The Madcow Army Hawk is a mid-powered 1:5.4 scale version of the actual surface-to-air guided missile. The Hawk features a balsa boat tail, Nomex chute protector, vinyl decal, Kevlar shock cord, and 30" nylon parachute recovery. Skill level wasn't mentioned, but I'd place this at a skill level 2 for its size and the need for epoxy in construction.
The parts list:
I dry-fit all of the parts before I started the build, and was pleased to see that everything seemed to line up just as it would when it was time for the actual construction. It was the actual construction part that had me nervous, since I rarely venture into the realm of mid-power. My occasions to use epoxy are scarce, and when I do use it, I wind up with a mess on my hands, feet, goatee, etc. (I don't even like to think about the etc. part.)
That said, almost everything about this build went smoothly. I didn't wind up with too much of an epoxy mess, except for one occasion when a fillet refused to cure, causing me to have to go back and start over. The instructions were well explained and adequately illustrated if one has previous building experience and I found myself finished with the basic construction almost too quickly. With the exception of paint and nose weight, everything looked like the illustration and all of the parts fit together seamlessly.
Finishing was as easy as the rest of the project. The body tube had only the slightest spiral, and there was very little grain showing in the plywood fins. These were eliminated with the last of my thinned Elmer's Fill 'n' Finish. The balsa nose and tail cones were treated to several coats of FnF and came out looking great after several sandings. Once the rocket was smooth enough, I primed it with Valspar white primer, then sprayed the fins with Valspar Gloss Black. I ran into a little trouble masking off the fins because of the monster fin fillets that I had created, but it isn't easily noticed unless you're holding the rocket.

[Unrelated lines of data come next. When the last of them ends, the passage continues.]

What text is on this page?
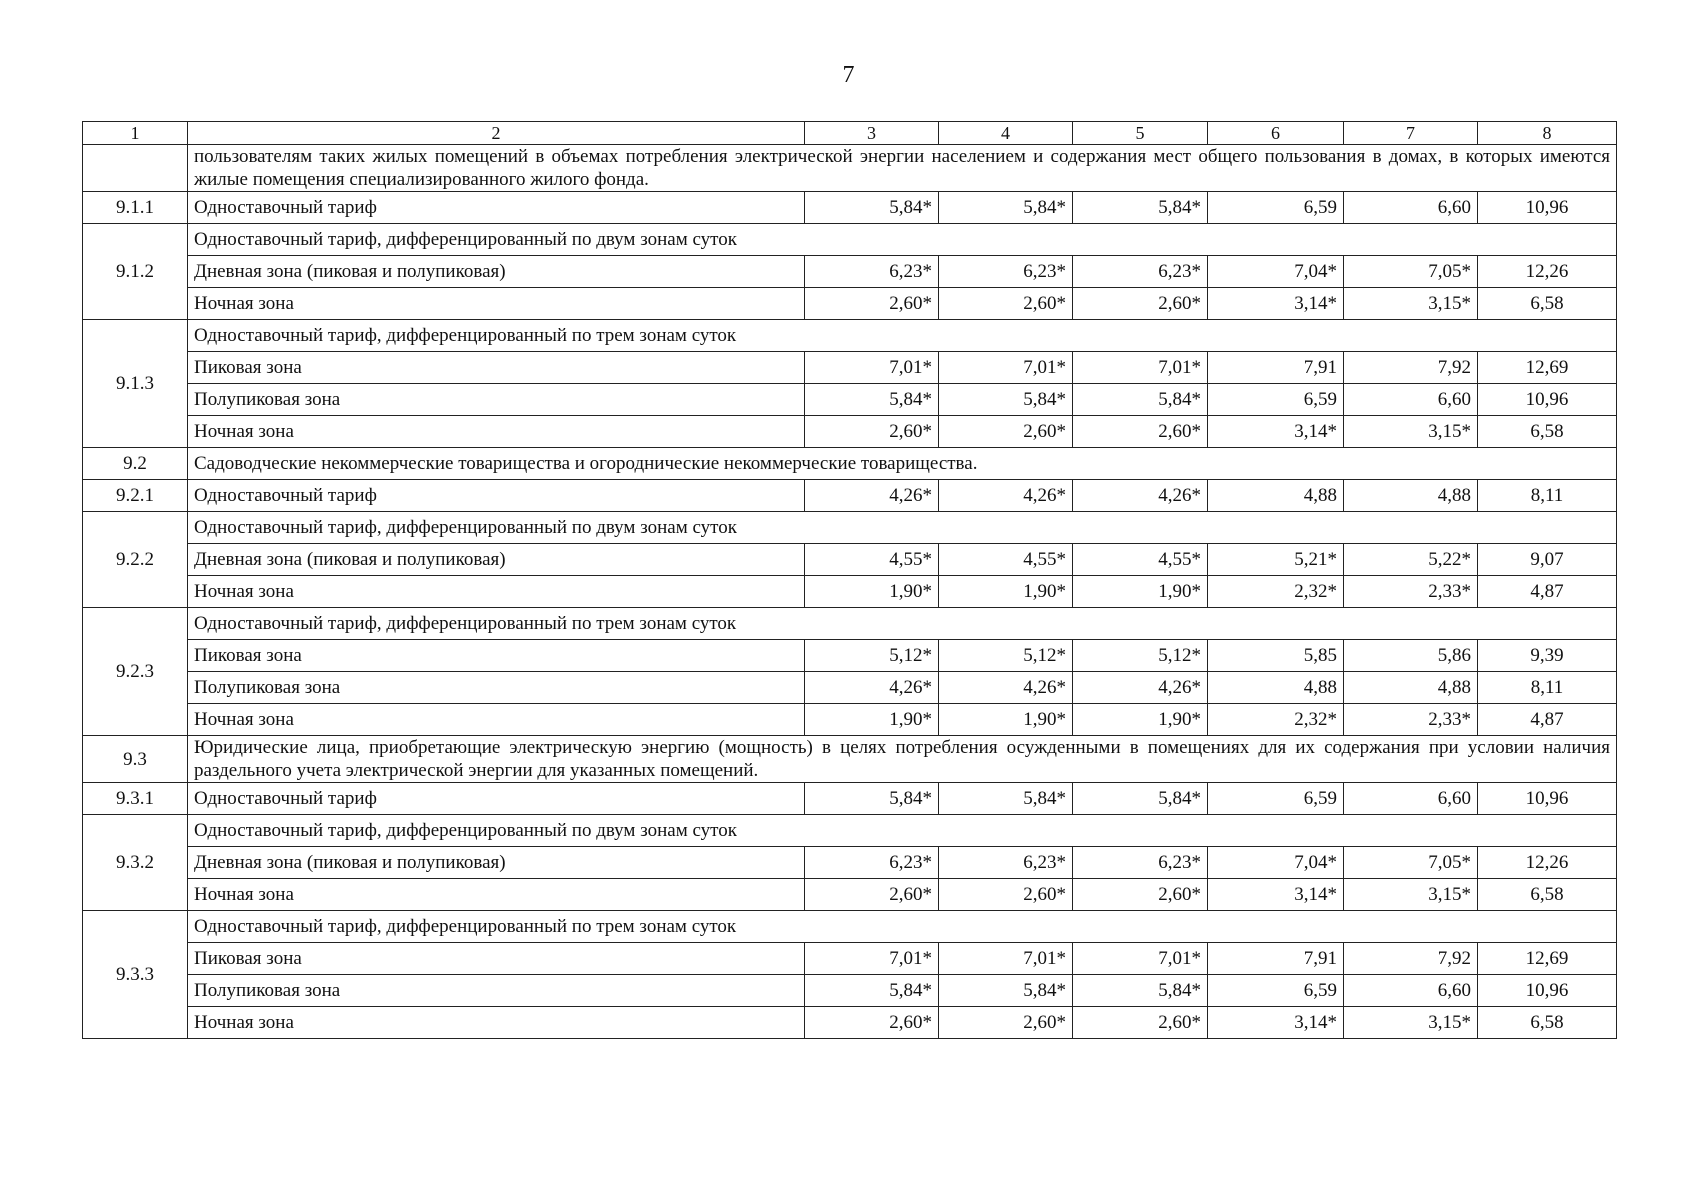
7
1	2	3	4	5	6	7	8
	пользователям таких жилых помещений в объемах потребления электрической энергии населением и содержания мест общего пользования в домах, в которых имеются жилые помещения специализированного жилого фонда.						
9.1.1	Одноставочный тариф	5,84*	5,84*	5,84*	6,59	6,60	10,96
9.1.2	Одноставочный тариф, дифференцированный по двум зонам суток						
	Дневная зона (пиковая и полупиковая)	6,23*	6,23*	6,23*	7,04*	7,05*	12,26
	Ночная зона	2,60*	2,60*	2,60*	3,14*	3,15*	6,58
9.1.3	Одноставочный тариф, дифференцированный по трем зонам суток						
	Пиковая зона	7,01*	7,01*	7,01*	7,91	7,92	12,69
	Полупиковая зона	5,84*	5,84*	5,84*	6,59	6,60	10,96
	Ночная зона	2,60*	2,60*	2,60*	3,14*	3,15*	6,58
9.2	Садоводческие некоммерческие товарищества и огороднические некоммерческие товарищества.						
9.2.1	Одноставочный тариф	4,26*	4,26*	4,26*	4,88	4,88	8,11
9.2.2	Одноставочный тариф, дифференцированный по двум зонам суток						
	Дневная зона (пиковая и полупиковая)	4,55*	4,55*	4,55*	5,21*	5,22*	9,07
	Ночная зона	1,90*	1,90*	1,90*	2,32*	2,33*	4,87
9.2.3	Одноставочный тариф, дифференцированный по трем зонам суток						
	Пиковая зона	5,12*	5,12*	5,12*	5,85	5,86	9,39
	Полупиковая зона	4,26*	4,26*	4,26*	4,88	4,88	8,11
	Ночная зона	1,90*	1,90*	1,90*	2,32*	2,33*	4,87
9.3	Юридические лица, приобретающие электрическую энергию (мощность) в целях потребления осужденными в помещениях для их содержания при условии наличия раздельного учета электрической энергии для указанных помещений.						
9.3.1	Одноставочный тариф	5,84*	5,84*	5,84*	6,59	6,60	10,96
9.3.2	Одноставочный тариф, дифференцированный по двум зонам суток						
	Дневная зона (пиковая и полупиковая)	6,23*	6,23*	6,23*	7,04*	7,05*	12,26
	Ночная зона	2,60*	2,60*	2,60*	3,14*	3,15*	6,58
9.3.3	Одноставочный тариф, дифференцированный по трем зонам суток						
	Пиковая зона	7,01*	7,01*	7,01*	7,91	7,92	12,69
	Полупиковая зона	5,84*	5,84*	5,84*	6,59	6,60	10,96
	Ночная зона	2,60*	2,60*	2,60*	3,14*	3,15*	6,58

After two coats of gloss black, the fins looked great and I masked them off before painting the rest of the rocket with several coats of Valspar Gloss White. When this dried I installed the vinyl decal as shown on the instruction sheet. This was the first vinyl decal I'd ever tried and I was impressed with how well it held its place once it was applied. The finished product looks great: squat, bulky and sturdy. My kind of rocket.
Construction Rating: 5 out of 5
Like many people, I found myself choosing my motor based on the what was available when I visited our on-field vendor, Merlin Missiles. Not owning an RMS system and not willing to chance borrowing someone else's, I went with the Aerotech G38FJ-7--a choice that I was assured would be great for this rocket. Once I got it home, I installed it in the motor tube and figured out how much nose weight to install to bring the CG up to the proscribed 20.75" from the tip of the nose. In the end, that wound up being almost all of it.
With Christmas season fast approaching and a personal health crisis on the horizon, I managed only one flight with this bird before the end of my flying season. However, that flight definitely won't be the last. Launch day was gray and overcast with a constant breeze. Since this was going to be only my third flight using an Aerotech motor and my first since 2002, I was a little nervous about the impending flight. Luckily the VOA field was crowded with people to whom a flight like this is almost as natural as drawing a breath. Fellow QUARKer Mark "Loopy" VanLuvender helped out immensely and kept me from a full blown panic attack. I had an idea of how to proceed but having someone to confirm that what I was doing was correct made all the difference in the world. Once the motor was secured and the ignitor in place, things got rolling quickly, and after loading the rocket on the pad and getting the obligatory pictures, the launch followed quickly. I managed to catch the whole process with the burst mode on my camera, even though I've never had the slightest bit of luck timing Copperhead ignitions. The Hawk rose fairly quickly and followed an almost arrow straight flight path up to the point of motor burnout. It weathercocked some during the coast phase due to the large surface area of the fins, but for the most part, everything occurred just over the flight line.
At ejection, the rocket had taken a nose-down attitude, but even with a fairly violent jerk, there was no damage. The 30" nylon parachute brought the rocket down softly about 100 yards into the uncut overgrowth. It spread itself out nicely over the vegetation, making for an easy recovery walk. The Kevlar shock cord looked as fresh as when I installed it and the marks on the Nomex sheet told me that it had done its job.
Flight Rating: 5 out of 5
PROs: High quality parts--especially the balsa nose and tail cones in a kit of this size. Ease of construction (aside from a personal difficulty with epoxy that I have no one but myself to blame). Madcow now makes a Jayhawk kit. (Can you say Father's Day present?)
CONs: The price seems hefty, but when you consider what you get with a kit of this size, it seems about right.